Pelham Holds Student Forums to Address Recent Controversies

Students Gather to Discuss the Thin Blue Line Flag Ban

Ellie O’Sullivan, Editor-in-Chief, Junior

On November 23, PMHS hosted a student-run forum to address the controversy that made nationwide news regarding the recent Thin Blue Line flag controversy at the high school. Dr. Champ recently made a decision to ban the symbol from Pelham Schools, citing its recent use by members of alt-right groups and other such uses that have given it a negative connotation to some. This sparked outrage among supporters of the police force and members of the Pelham Police Department. Natalie McCabe Zwerger along with Cathlene Antoine, advisors from the NYU Center for Equity and Racial Justice organized what was intended to be a student-only forum to discuss the aforementioned events, but was attended by Principal Berkowitz and Assistant Principal Antonelli, as well. The group from NYU has collaborated with Pelham schools in the past, performing equity audits and throwing around the possibility of  student town halls.

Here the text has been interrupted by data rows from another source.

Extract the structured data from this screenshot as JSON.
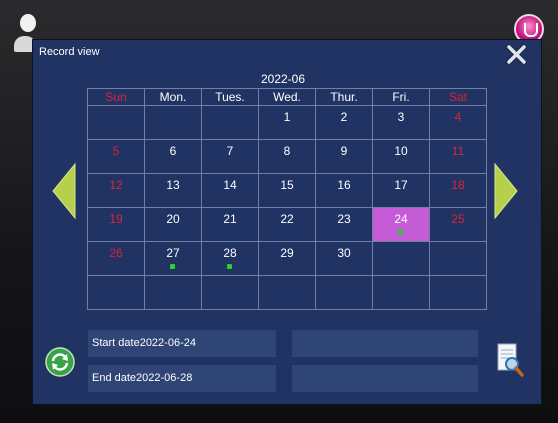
{
  "window": {
    "title": "Record view"
  },
  "calendar": {
    "month": "2022-06",
    "weekdays": [
      "Sun",
      "Mon.",
      "Tues.",
      "Wed.",
      "Thur.",
      "Fri.",
      "Sat"
    ],
    "weeks": [
      [
        "",
        "",
        "",
        "1",
        "2",
        "3",
        "4"
      ],
      [
        "5",
        "6",
        "7",
        "8",
        "9",
        "10",
        "11"
      ],
      [
        "12",
        "13",
        "14",
        "15",
        "16",
        "17",
        "18"
      ],
      [
        "19",
        "20",
        "21",
        "22",
        "23",
        "24",
        "25"
      ],
      [
        "26",
        "27",
        "28",
        "29",
        "30",
        "",
        ""
      ],
      [
        "",
        "",
        "",
        "",
        "",
        "",
        ""
      ]
    ],
    "selected_day": "24",
    "record_days": [
      "24",
      "27",
      "28"
    ],
    "colors": {
      "weekend": "#d9243a",
      "selected": "#c55bd6",
      "record_dot": "#2bd12b"
    }
  },
  "filters": {
    "start_date": "Start date2022-06-24",
    "end_date": "End date2022-06-28"
  },
  "icons": {
    "user": "user-icon",
    "top_right": "app-badge-icon",
    "close": "close-icon",
    "prev": "chevron-left-icon",
    "next": "chevron-right-icon",
    "refresh": "refresh-icon",
    "search_doc": "search-document-icon"
  }
}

The forum was intended to give students a platform to voice their concerns with the aforementioned controversy. Oddly, the flag was never actually mentioned by name. The subject itself seemed to be taboo and was only ever referred to as some variation of “this issue” or “the problem,” etc.

Attendees were reluctant, at first, to respond when the NYU advisors would ask a question, and there was definitely some noticeable hesitance in speaking an opinion. (Full disclosure: this may have to do with the presence of a press reporter. I did identify myself, and announced that no names or direct quotes would be used without permission.) Some may also have been hesitant to speak out with school administrators present. However, being school leaders, the event was their responsibility and it was important for them to be there. Nevertheless,  such apprehension is understandable given their position over students and faculty.

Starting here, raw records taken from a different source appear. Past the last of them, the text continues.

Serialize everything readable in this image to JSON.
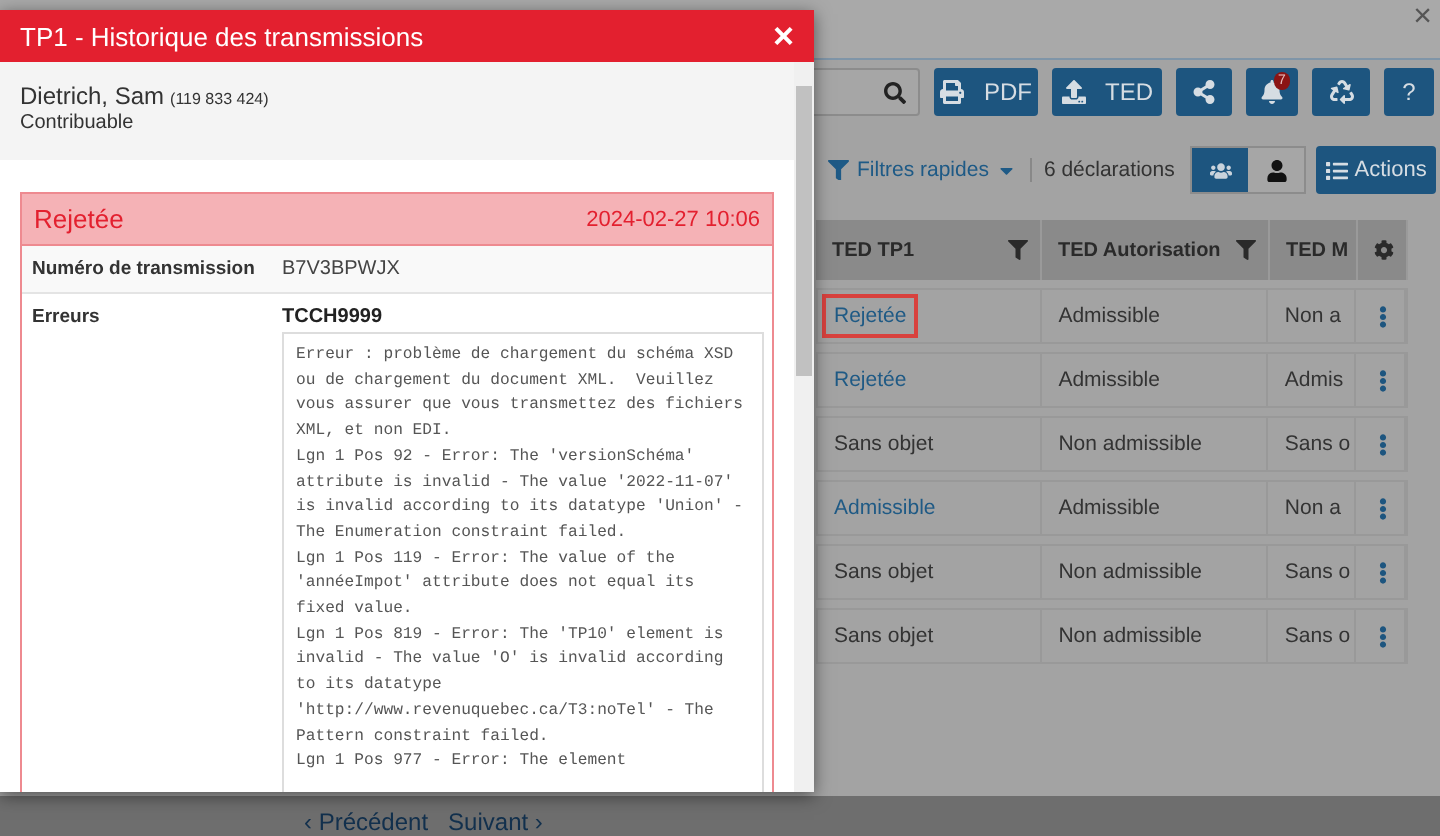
{
  "page": {
    "close": "×",
    "toolbar": [
      {
        "kind": "print",
        "label": "PDF"
      },
      {
        "kind": "upload",
        "label": "TED"
      },
      {
        "kind": "share"
      },
      {
        "kind": "bell",
        "badge": "7"
      },
      {
        "kind": "recycle"
      },
      {
        "kind": "help",
        "label": "?"
      }
    ],
    "filter": "Filtres rapides",
    "count": "6 déclarations",
    "views": [
      {
        "kind": "group",
        "selected": true
      },
      {
        "kind": "person",
        "selected": false
      }
    ],
    "actions": "Actions",
    "table": {
      "columns": [
        "TED TP1",
        "TED Autorisation",
        "TED M"
      ],
      "rows": [
        {
          "highlighted": true,
          "cells": [
            {
              "text": "Rejetée",
              "link": true
            },
            {
              "text": "Admissible",
              "link": false
            },
            {
              "text": "Non a",
              "link": false
            }
          ]
        },
        {
          "highlighted": false,
          "cells": [
            {
              "text": "Rejetée",
              "link": true
            },
            {
              "text": "Admissible",
              "link": false
            },
            {
              "text": "Admis",
              "link": false
            }
          ]
        },
        {
          "highlighted": false,
          "cells": [
            {
              "text": "Sans objet",
              "link": false
            },
            {
              "text": "Non admissible",
              "link": false
            },
            {
              "text": "Sans o",
              "link": false
            }
          ]
        },
        {
          "highlighted": false,
          "cells": [
            {
              "text": "Admissible",
              "link": true
            },
            {
              "text": "Admissible",
              "link": false
            },
            {
              "text": "Non a",
              "link": false
            }
          ]
        },
        {
          "highlighted": false,
          "cells": [
            {
              "text": "Sans objet",
              "link": false
            },
            {
              "text": "Non admissible",
              "link": false
            },
            {
              "text": "Sans o",
              "link": false
            }
          ]
        },
        {
          "highlighted": false,
          "cells": [
            {
              "text": "Sans objet",
              "link": false
            },
            {
              "text": "Non admissible",
              "link": false
            },
            {
              "text": "Sans o",
              "link": false
            }
          ]
        }
      ]
    },
    "pagination": {
      "previous": "‹ Précédent",
      "next": "Suivant ›"
    }
  },
  "dialog": {
    "title": "TP1 - Historique des transmissions",
    "close": "×",
    "person": {
      "name": "Dietrich, Sam",
      "id": "(119 833 424)",
      "role": "Contribuable"
    },
    "transmission": {
      "status": "Rejetée",
      "date": "2024-02-27 10:06",
      "fields": [
        {
          "label": "Numéro de transmission",
          "value": "B7V3BPWJX"
        }
      ],
      "errors": {
        "label": "Erreurs",
        "code": "TCCH9999",
        "messages": [
          "Erreur : problème de chargement du schéma XSD ou de chargement du document XML.  Veuillez vous assurer que vous transmettez des fichiers XML, et non EDI.",
          "Lgn 1 Pos 92 - Error: The 'versionSchéma' attribute is invalid - The value '2022-11-07' is invalid according to its datatype 'Union' - The Enumeration constraint failed.",
          "Lgn 1 Pos 119 - Error: The value of the 'annéeImpot' attribute does not equal its fixed value.",
          "Lgn 1 Pos 819 - Error: The 'TP10' element is invalid - The value 'O' is invalid according to its datatype 'http://www.revenuquebec.ca/T3:noTel' - The Pattern constraint failed.",
          "Lgn 1 Pos 977 - Error: The element"
        ]
      }
    }
  }
}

Eventually, students discussed their opinions on matters such as the proportion to which the ordeal was blown up, many saying that it moved from what students were uncomfortable with to more of a social media discussion among adults. Students pointed to the fact that the comment section of the Pelham Examiner’s article was shut down after adults who didn’t have any relation to the school district began to argue about their own beliefs and ideologies.

Some expressed that they didn’t feel comfortable talking about an issue like this in the classroom, even though it would allow for peer discussion. Many cited their fear of being viewed in a different light by their associates if they, for example, held a contrary opinion. Participants stated that they felt more comfortable talking politics with their family or close friends.

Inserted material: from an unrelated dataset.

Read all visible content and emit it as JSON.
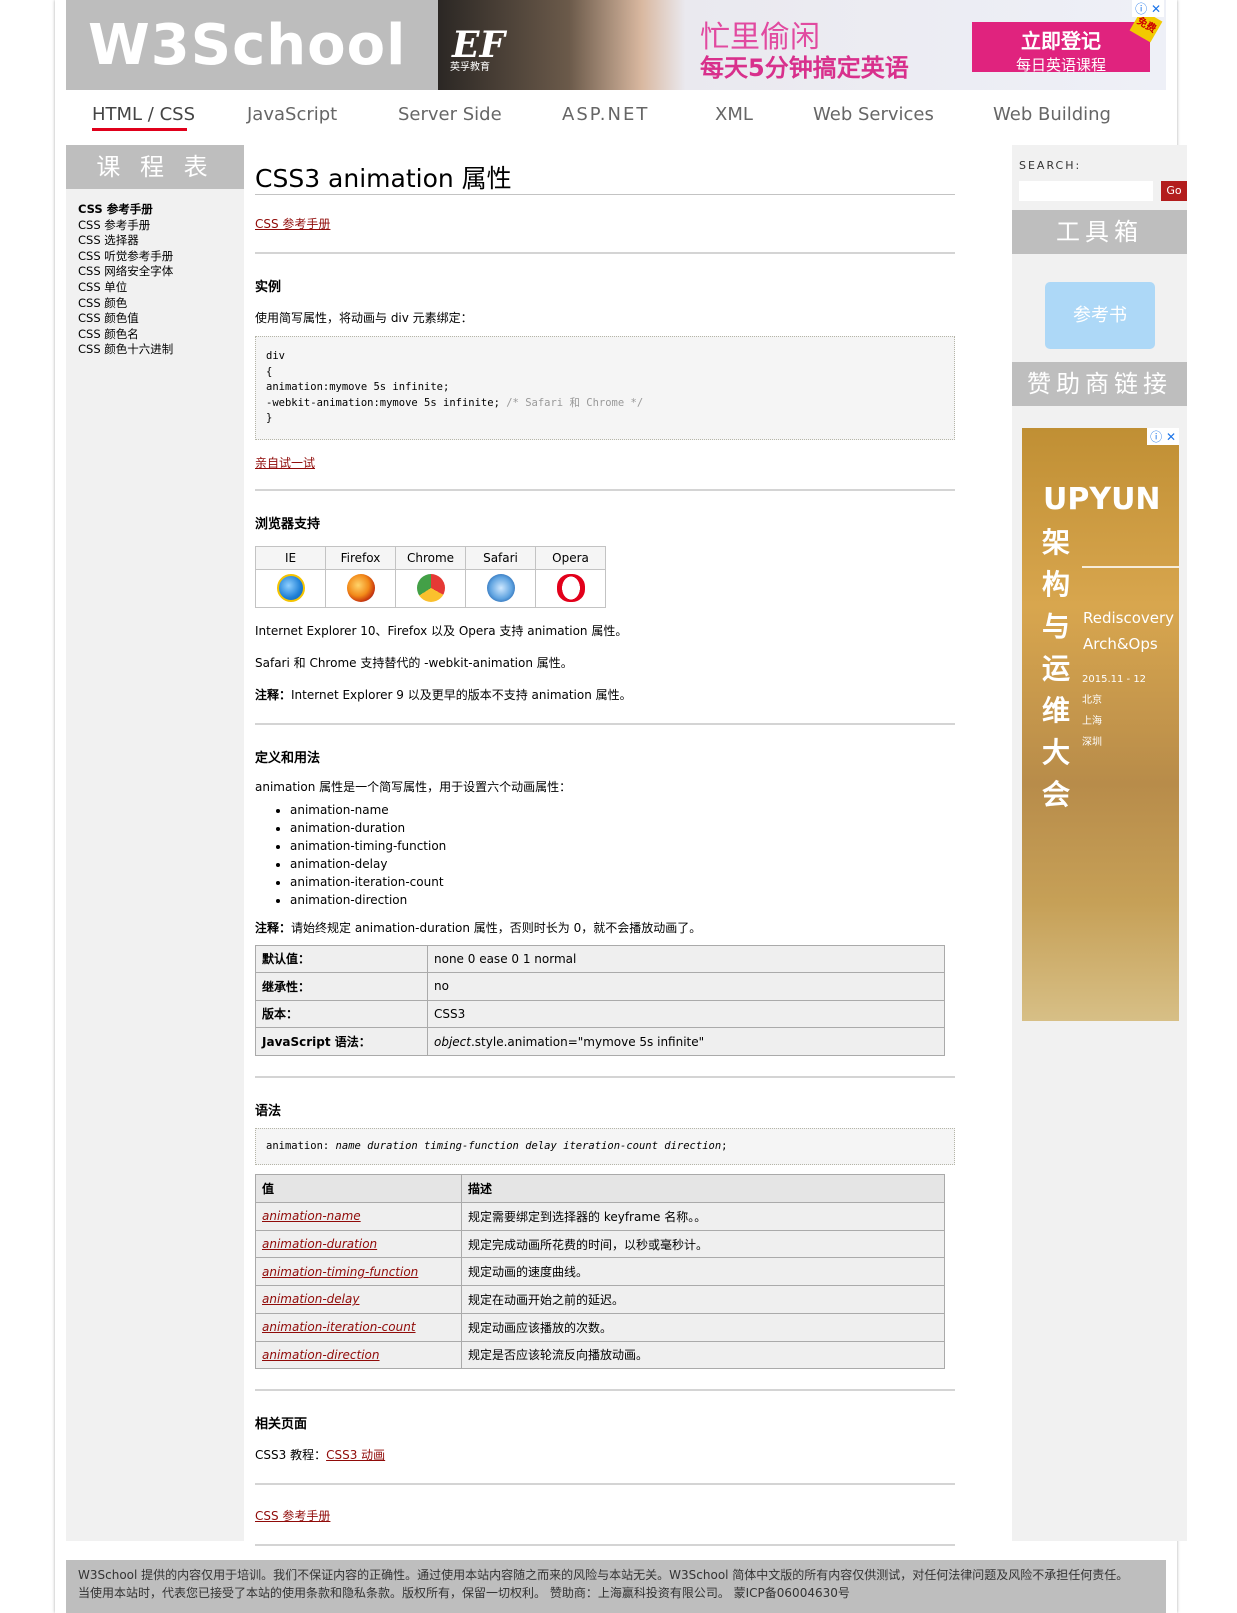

Others pointed out that though they had places in school that they felt safe discussing such things, there was a certain disconnect between the school and the town, and that the acceptance that many feel inside the building does not translate to citizens living in the same area. Overall, students agreed that people with differing opinions could work together just fine, but there came a point where someone’s opinion was simply stepping on the toes of their existence. 

In the end, the student forum was an interesting hour of exchanging different ideas and opinions, being respectful of what others have to say, and often agreeing with opposing viewpoints. More forums are being held for the future, but messages being sent to the student body stress that only students are asked to attend for upcoming forums.